Post Traumatic Stress Disorder - PTSD: This is when the brain stem continues to control the nervous system (to a greater or lesser extent) after the event and the person continues to perceive danger. The pattern becomes “stuck”.
Complex PTSD or CPTSD: When further incidents, events, conditions add to and often complicate the initial trauma. Domestic abuse, which is often repetitive, is an example of this. Memories are stuck in the Limbic System and many things, such as colour, sound, smell and sensation can “trigger” the alarm in the brain. This can happen quite unexpectedly at any time or in any place, but often when stress levels are increased.
Introduction to helping to heal: From the perspective of the brain, the way to recover and heal from trauma is to reverse the shutting-down process. You would soothe the Stem (recover calm and smooth breathing and heart rate), re-engage the Limbic System (re-establish trusting emotional responses and relationships) and only then can you engage the Neo Cortex (thinking, logic and learning). So you can see, as teachers/educators, we may need to engage at a very basic and fundamental level initially, before we can even consider academic learning. We can’t assume the mental and emotional state of the young person will allow an immediate start to learning.
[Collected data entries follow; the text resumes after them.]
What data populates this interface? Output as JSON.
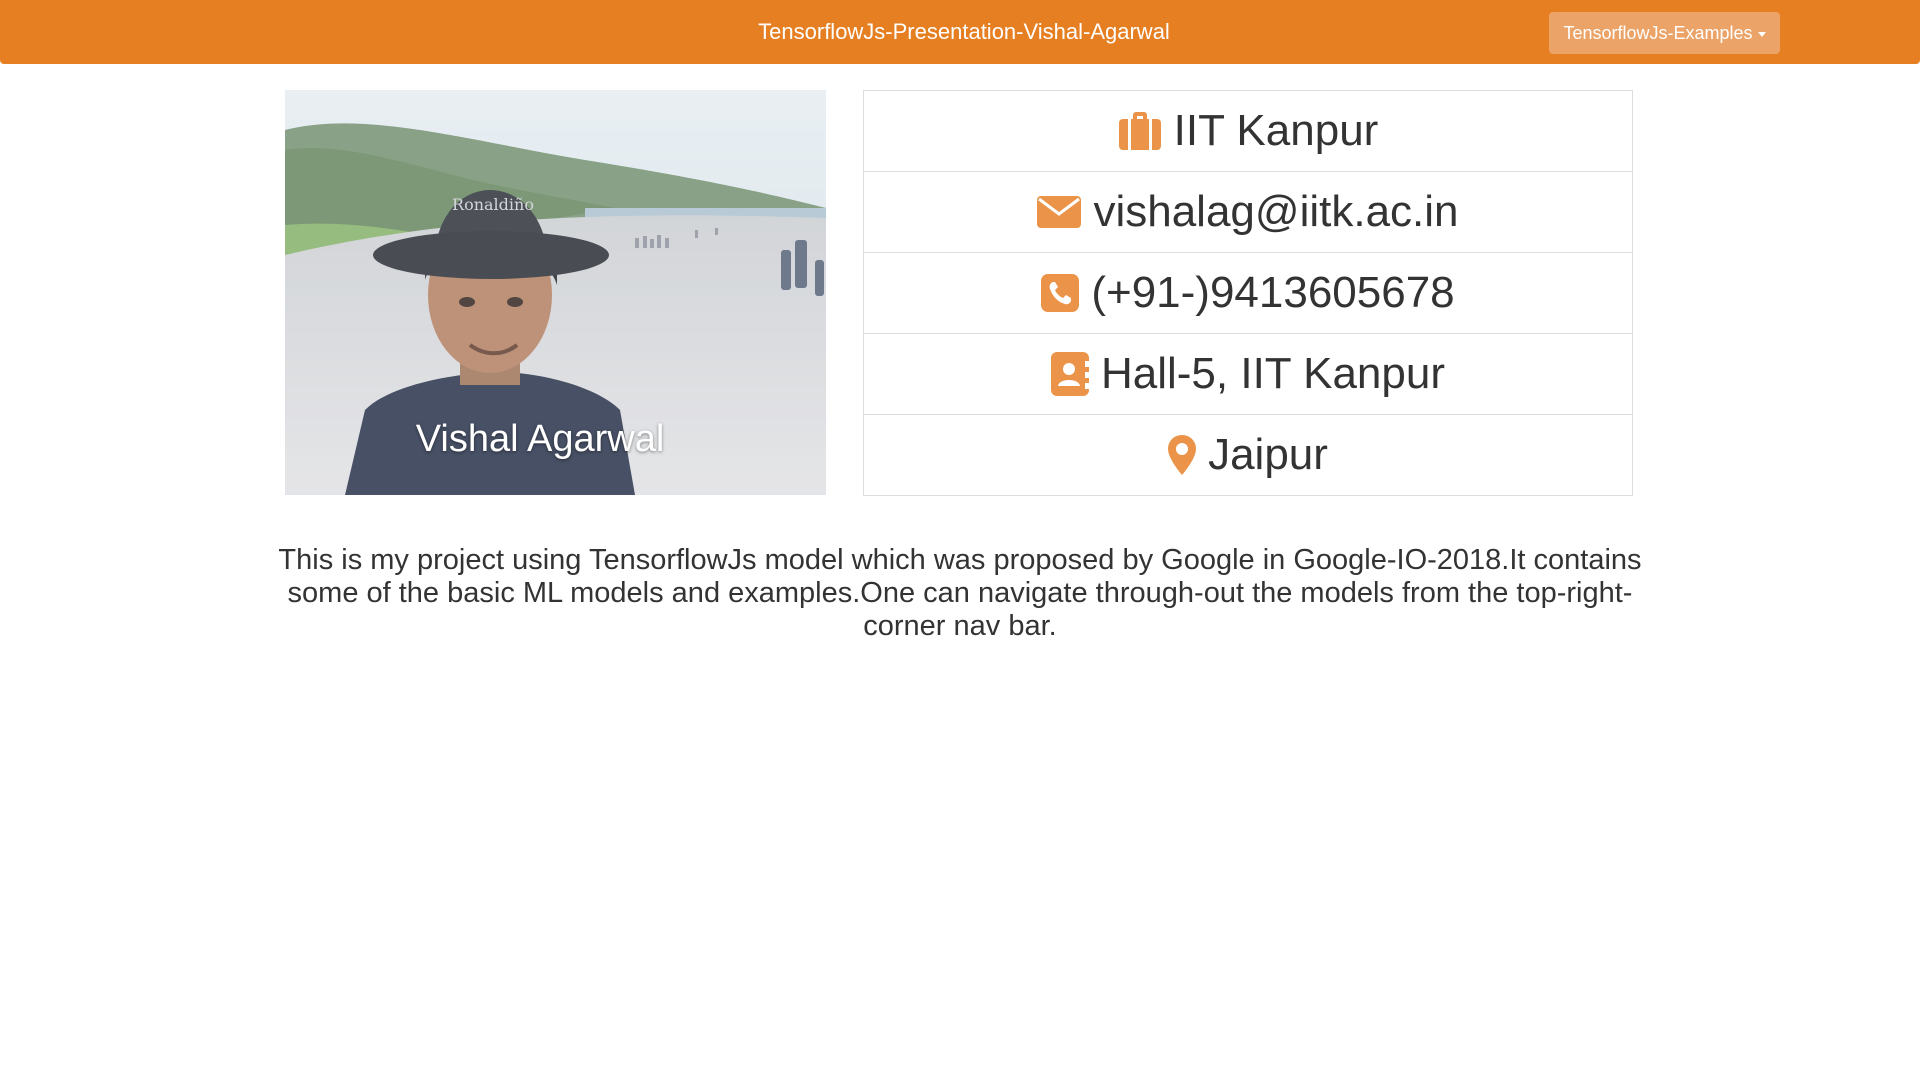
{
  "navbar": {
    "title": "TensorflowJs-Presentation-Vishal-Agarwal",
    "dropdown_label": "TensorflowJs-Examples"
  },
  "profile": {
    "photo_caption": "Vishal Agarwal",
    "hat_text": "Ronaldiño"
  },
  "info": [
    {
      "icon": "briefcase-icon",
      "text": "IIT Kanpur"
    },
    {
      "icon": "envelope-icon",
      "text": "vishalag@iitk.ac.in"
    },
    {
      "icon": "phone-icon",
      "text": "(+91-)9413605678"
    },
    {
      "icon": "address-book-icon",
      "text": "Hall-5, IIT Kanpur"
    },
    {
      "icon": "map-marker-icon",
      "text": "Jaipur"
    }
  ],
  "description": "This is my project using TensorflowJs model which was proposed by Google in Google-IO-2018.It contains some of the basic ML models and examples.One can navigate through-out the models from the top-right-corner nav bar.",
  "colors": {
    "accent": "#e67e22",
    "icon": "#eb9449",
    "dropdown_bg": "#eba367"
  }
}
"We have learned that trauma is not just an event that took place sometime in the past; it is also the imprint left by that experience on mind, brain, and body. This imprint has ongoing consequences for how the human organism manages to survive in the present. Trauma results in a fundamental reorganisation of the way mind and brain manage perceptions. It changes not only how we think and what we think about, but also our very capacity to think.”
― Bessel A. van der Kolk, The Body Keeps the Score: Brain, Mind, and Body in the Healing of Trauma
Michael is an Education Specialist with Fresh Start in Education and has been with the company for over 9 years. He has experience working in residential children's homes, teaching in independent and Secondary Schools. Over the last 10 years he has focused on working with SEN students.